Police surveillance of a peaceful campaigner was deemed to be unlawful today in a ruling that liberty campaigners say could change the way officers are allowed to monitor protesters.

The court of appeal ordered the Metropolitan police to destroy photographs its surveillance teams had taken of arms-trade campaigner Andrew Wood, ruling that they breached his rights under the European convention on human rights.

Superb news. It’s a hammer blow against their forward intelligence team (FIT) units, with their policy of precriminalisation of entirely innocent protesters and campaigning organisations. This is something they allegedly do to Greenpeace all the time and it’ll be interesting to see the immediate repurcussions of this ruling.

Wood, a member of the Campaign Against Arms Trade, had been photographed by a Met surveillance unit in 2005 as he left a meeting in London.

His initial claim that the police action had breached his rights was dismissed by the high court in May last year. But today at the court of appeal in London two out of three judges agreed there had been a “disproportionate interference in the human right to privacy”.

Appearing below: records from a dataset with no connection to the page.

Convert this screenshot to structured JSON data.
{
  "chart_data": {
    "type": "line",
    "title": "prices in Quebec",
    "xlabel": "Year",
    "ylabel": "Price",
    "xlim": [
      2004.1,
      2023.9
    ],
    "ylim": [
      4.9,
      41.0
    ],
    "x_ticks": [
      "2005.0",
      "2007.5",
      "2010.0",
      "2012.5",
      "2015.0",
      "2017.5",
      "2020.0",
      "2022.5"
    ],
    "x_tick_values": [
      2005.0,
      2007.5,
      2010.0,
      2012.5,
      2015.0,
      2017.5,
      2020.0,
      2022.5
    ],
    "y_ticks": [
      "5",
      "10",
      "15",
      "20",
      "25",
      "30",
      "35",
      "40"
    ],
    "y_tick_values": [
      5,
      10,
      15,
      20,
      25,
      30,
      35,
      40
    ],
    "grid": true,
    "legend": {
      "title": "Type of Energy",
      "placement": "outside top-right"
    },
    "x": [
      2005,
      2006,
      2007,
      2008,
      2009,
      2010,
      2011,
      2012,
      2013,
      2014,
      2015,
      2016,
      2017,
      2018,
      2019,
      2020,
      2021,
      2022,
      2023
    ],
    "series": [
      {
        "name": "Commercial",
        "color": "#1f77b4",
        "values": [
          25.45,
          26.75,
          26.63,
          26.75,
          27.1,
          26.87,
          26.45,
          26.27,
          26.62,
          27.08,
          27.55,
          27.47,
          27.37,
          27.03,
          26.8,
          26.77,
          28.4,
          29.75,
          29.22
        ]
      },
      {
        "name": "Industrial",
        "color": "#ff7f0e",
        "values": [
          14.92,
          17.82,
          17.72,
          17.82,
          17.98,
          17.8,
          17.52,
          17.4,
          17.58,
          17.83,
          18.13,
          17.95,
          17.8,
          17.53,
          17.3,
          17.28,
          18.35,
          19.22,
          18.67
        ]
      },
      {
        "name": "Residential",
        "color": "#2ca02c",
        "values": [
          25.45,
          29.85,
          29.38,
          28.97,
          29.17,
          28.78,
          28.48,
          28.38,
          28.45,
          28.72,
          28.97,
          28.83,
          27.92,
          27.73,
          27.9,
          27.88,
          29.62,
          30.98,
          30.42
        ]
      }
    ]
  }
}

Lord Justice Dyson said: “The retention by the police of photographs taken of persons who have not committed an offence, and who are not even suspected of having committed an offence, is always a serious matter.”

Lord Collins said: “There was a very substantial police presence … when I first read the papers on this appeal, I was struck by the chilling effect on the exercise of lawful rights such a deployment would have.”

The case follows an investigation by the Guardian that revealed police had been targeting thousands of political campaigners in surveillance operations and storing their details on a database for at least seven years.

And now we revisit the DNA database ruling. The European Court of Human Rights tells the government it’s in breach of the European Convention on Human Rights – Jacqui Smith sidesteps the ruling entirely. Who’s to say, political crisis aside, that she’ll behave any differently in this instance?